Two years later, I was faced with the final examinations that would qualify me as a medical doctor or not. I sat in the examination hall with a poor level of confidence, along with the new class I had repeated. There seemed to be a swift transition from being an extrovert to being an introvert. All I wanted and focused on was to pass the final examination and be awarded a bachelor of medicine and surgery. I did what I felt was best while preparing for the examination, but many questions would be asked on paper and even physically to shake the little confidence I mustered.
Despite the level of preparation I put in place for the final medical examination, the questions seemed to be manufactured from oblivion. The instrument of instability lied in the release of results of already written examinations, while another was ongoing. It was as though the school reiterated and exaggerated the shaky position of me having to scale through without a hassle. Seeing the poor grades from the released results made me feel like I was writing the index examinations only for experience sake and not because I would pass.
"These lecturers showed us no mercy while setting the questions. Did we offend them?" Tony (actual name withheld) lamented. He was one of the few friends I had in the new class I was hoping to graduate with.

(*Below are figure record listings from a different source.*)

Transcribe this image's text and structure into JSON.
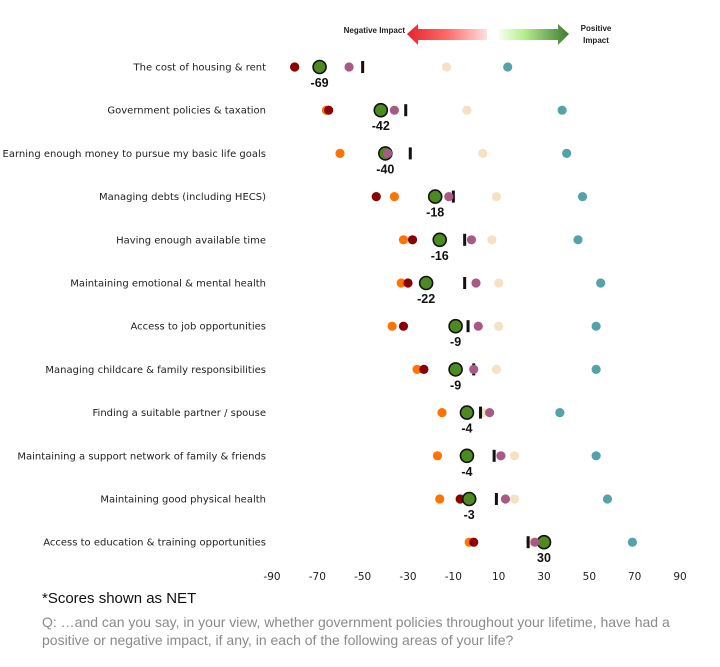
{
  "chart_data": {
    "type": "scatter",
    "subtype": "dot-plot",
    "title": "",
    "xlabel": "",
    "ylabel": "",
    "xlim": [
      -90,
      90
    ],
    "x_ticks": [
      -90,
      -70,
      -50,
      -30,
      -10,
      10,
      30,
      50,
      70,
      90
    ],
    "grid": false,
    "legend": {
      "negative_label": "Negative Impact",
      "positive_label_line1": "Positive",
      "positive_label_line2": "Impact",
      "placement": "top"
    },
    "colors": {
      "net": "#4e8a22",
      "orange": "#ff7300",
      "darkred": "#8b0000",
      "purple": "#a85a85",
      "black_marker": "#111111",
      "beige": "#f5e2c4",
      "teal": "#55a3a8"
    },
    "categories": [
      "The cost of housing & rent",
      "Government policies & taxation",
      "Earning enough money to pursue my basic life goals",
      "Managing debts (including HECS)",
      "Having enough available time",
      "Maintaining emotional & mental health",
      "Access to job opportunities",
      "Managing childcare & family responsibilities",
      "Finding a suitable partner / spouse",
      "Maintaining a support network of family & friends",
      "Maintaining good physical health",
      "Access to education & training opportunities"
    ],
    "series": [
      {
        "name": "orange",
        "marker": "dot",
        "values": [
          -80,
          -66,
          -60,
          -36,
          -32,
          -33,
          -37,
          -26,
          -15,
          -17,
          -16,
          -3
        ]
      },
      {
        "name": "darkred",
        "marker": "dot",
        "values": [
          -80,
          -65,
          null,
          -44,
          -28,
          -30,
          -32,
          -23,
          -4,
          -4,
          -7,
          -1
        ]
      },
      {
        "name": "purple",
        "marker": "dot",
        "values": [
          -56,
          -36,
          -39,
          -12,
          -2,
          0,
          1,
          -1,
          6,
          11,
          13,
          26
        ]
      },
      {
        "name": "black_marker",
        "marker": "bar",
        "values": [
          -50,
          -31,
          -29,
          -10,
          -5,
          -5,
          -3.5,
          -1,
          2,
          8,
          9,
          23
        ]
      },
      {
        "name": "beige",
        "marker": "dot",
        "values": [
          -13,
          -4,
          3,
          9,
          7,
          10,
          10,
          9,
          3,
          17,
          17,
          24
        ]
      },
      {
        "name": "teal",
        "marker": "dot",
        "values": [
          14,
          38,
          40,
          47,
          45,
          55,
          53,
          53,
          37,
          53,
          58,
          69
        ]
      },
      {
        "name": "NET",
        "marker": "big-dot",
        "values": [
          -69,
          -42,
          -40,
          -18,
          -16,
          -22,
          -9,
          -9,
          -4,
          -4,
          -3,
          30
        ]
      }
    ],
    "net_labels": [
      "-69",
      "-42",
      "-40",
      "-18",
      "-16",
      "-22",
      "-9",
      "-9",
      "-4",
      "-4",
      "-3",
      "30"
    ]
  },
  "footer": {
    "note": "*Scores shown as NET",
    "question": "Q: …and can you say, in your view, whether government policies throughout your lifetime, have had a positive or negative impact, if any, in each of the following areas of your life?"
  }
}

I could only smile back at Tony in an attempt to hide my concerns. "Not everyone will fail. I hope to scale through." I wanted to be hopeful, yet I knew my chances were slim. Immediately after my examination, I dashed out to my apartment, which was off campus, and drowned myself in the solitude of a second chance agony, which was a resit examination.

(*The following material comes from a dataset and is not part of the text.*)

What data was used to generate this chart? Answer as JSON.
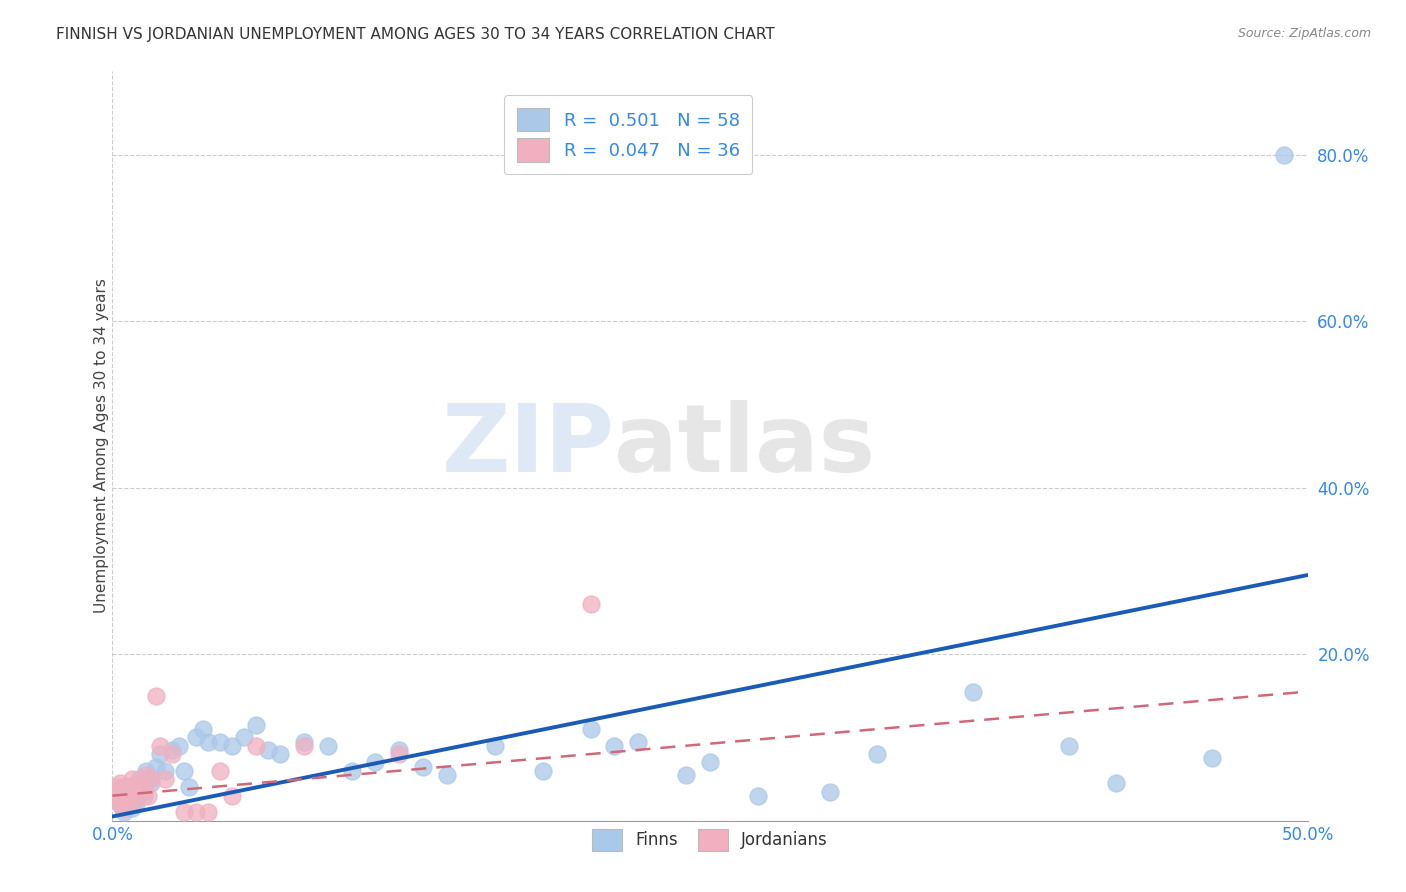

Not long after the week of examinations, I got wind of my results before the official release. It was the first time I cried as a medical student. I was deeply hurt, knowing fully well that I was going to be left behind, probably a second time if I failed the resit examination. And yet again, my performance was below average, and the only chance for redemption was passing the resit examination. I walked through college like a shadow, wanting to avoid people abd questions.

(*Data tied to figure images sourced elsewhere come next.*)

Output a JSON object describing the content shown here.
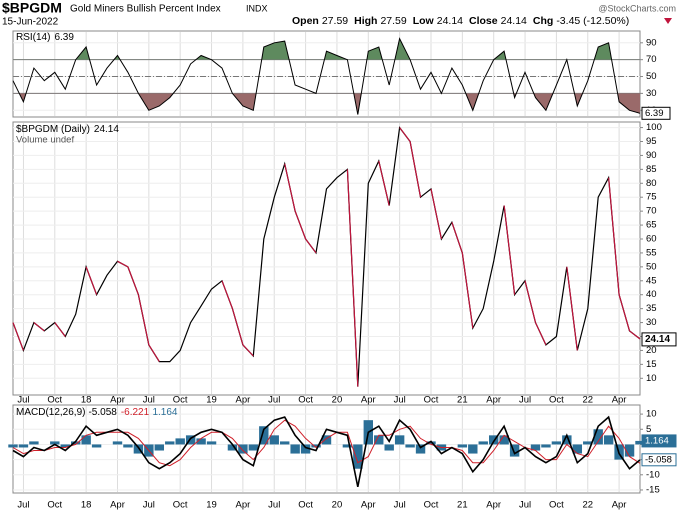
{
  "header": {
    "symbol": "$BPGDM",
    "name": "Gold Miners Bullish Percent Index",
    "exchange": "INDX",
    "date": "15-Jun-2022",
    "quote": [
      {
        "label": "Open",
        "value": 27.59
      },
      {
        "label": "High",
        "value": 27.59
      },
      {
        "label": "Low",
        "value": 24.14
      },
      {
        "label": "Close",
        "value": 24.14
      },
      {
        "label": "Chg",
        "value": "-3.45 (-12.50%)"
      }
    ],
    "credit": "@StockCharts.com"
  },
  "chart_data": [
    {
      "type": "line",
      "label": "RSI(14)",
      "categories": [
        null,
        "Jul",
        null,
        null,
        "Oct",
        null,
        null,
        "18",
        null,
        null,
        "Apr",
        null,
        null,
        "Jul",
        null,
        null,
        "Oct",
        null,
        null,
        "19",
        null,
        null,
        "Apr",
        null,
        null,
        "Jul",
        null,
        null,
        "Oct",
        null,
        null,
        "20",
        null,
        null,
        "Apr",
        null,
        null,
        "Jul",
        null,
        null,
        "Oct",
        null,
        null,
        "21",
        null,
        null,
        "Apr",
        null,
        null,
        "Jul",
        null,
        null,
        "Oct",
        null,
        null,
        "22",
        null,
        null,
        "Apr",
        null,
        null
      ],
      "values": [
        45,
        20,
        60,
        45,
        55,
        35,
        70,
        85,
        40,
        60,
        75,
        55,
        30,
        10,
        15,
        25,
        40,
        65,
        75,
        70,
        60,
        30,
        15,
        10,
        85,
        90,
        92,
        40,
        35,
        30,
        80,
        75,
        70,
        5,
        80,
        85,
        40,
        95,
        70,
        35,
        55,
        30,
        60,
        40,
        10,
        45,
        70,
        80,
        25,
        55,
        25,
        10,
        40,
        70,
        15,
        45,
        85,
        90,
        20,
        10,
        6.39
      ],
      "color": "#000000",
      "overbought": 70,
      "oversold": 30,
      "midline": 50,
      "overbought_color": "#5e8a5e",
      "oversold_color": "#9a6a6a",
      "ylim": [
        2,
        104
      ],
      "yticks": [
        90,
        70,
        50,
        30,
        10
      ]
    },
    {
      "type": "line",
      "label": "$BPGDM (Daily)",
      "volume_label": "Volume undef",
      "values": [
        30,
        20,
        30,
        27,
        30,
        25,
        33,
        50,
        40,
        47,
        52,
        50,
        40,
        22,
        16,
        16,
        20,
        30,
        36,
        42,
        45,
        35,
        22,
        18,
        60,
        75,
        87,
        70,
        60,
        55,
        78,
        82,
        85,
        7,
        80,
        88,
        72,
        100,
        95,
        75,
        78,
        60,
        66,
        55,
        28,
        35,
        52,
        72,
        40,
        45,
        30,
        22,
        25,
        50,
        20,
        35,
        75,
        82,
        40,
        27,
        24.14
      ],
      "up_color": "#000000",
      "down_color": "#c0143c",
      "ylim": [
        4,
        102
      ],
      "yticks": [
        100,
        95,
        90,
        85,
        80,
        75,
        70,
        65,
        60,
        55,
        50,
        45,
        40,
        35,
        30,
        25,
        20,
        15,
        10
      ]
    },
    {
      "type": "macd",
      "label": "MACD(12,26,9)",
      "series": [
        {
          "color": "#000000",
          "values": [
            -2,
            -4,
            -1,
            -2,
            0,
            -2,
            1,
            6,
            3,
            4,
            5,
            3,
            -1,
            -6,
            -8,
            -6,
            -3,
            2,
            4,
            5,
            4,
            0,
            -5,
            -7,
            5,
            8,
            9,
            3,
            -1,
            -2,
            5,
            4,
            3,
            -14,
            4,
            6,
            1,
            8,
            5,
            -1,
            1,
            -3,
            -1,
            -3,
            -9,
            -5,
            1,
            6,
            -3,
            -1,
            -4,
            -6,
            -4,
            3,
            -6,
            -3,
            6,
            9,
            -3,
            -8,
            -5.058
          ]
        },
        {
          "color": "#d0202a",
          "values": [
            -1,
            -3,
            -2,
            -2,
            -1,
            -1,
            0,
            3,
            4,
            4,
            4,
            4,
            2,
            -2,
            -6,
            -7,
            -5,
            -1,
            2,
            4,
            4,
            2,
            -2,
            -5,
            -1,
            5,
            8,
            6,
            2,
            -1,
            2,
            4,
            4,
            -6,
            -4,
            3,
            3,
            5,
            6,
            2,
            0,
            -1,
            -1,
            -2,
            -6,
            -6,
            -2,
            3,
            1,
            -1,
            -2,
            -5,
            -5,
            0,
            -3,
            -4,
            1,
            6,
            2,
            -4,
            -6.221
          ]
        },
        {
          "color": "#2b6f97",
          "values": [
            -1,
            -1,
            1,
            0,
            1,
            -1,
            1,
            3,
            -1,
            0,
            1,
            -1,
            -3,
            -4,
            -2,
            1,
            2,
            3,
            2,
            1,
            0,
            -2,
            -3,
            -2,
            6,
            3,
            1,
            -3,
            -3,
            -1,
            3,
            0,
            -1,
            -8,
            8,
            3,
            -2,
            3,
            -1,
            -3,
            1,
            -2,
            0,
            -1,
            -3,
            1,
            3,
            3,
            -4,
            0,
            -2,
            -1,
            1,
            3,
            -3,
            1,
            5,
            3,
            -5,
            -4,
            1.164
          ]
        }
      ],
      "ylim": [
        -16,
        13
      ],
      "yticks": [
        10,
        5,
        0,
        -5,
        -10,
        -15
      ]
    }
  ]
}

Unfortunately, I failed some courses, and yet again, I was faced with the resit examination, knowing fully well that the implication of failing the courses meant I would not graduate with my initial colleagues. I went back to the drawing board and studied harder than before. I was surprised to receive massive encouragement from my previous colleagues and friends. I was encouraged, and eventually, the scoreboards favored me after the resit examination.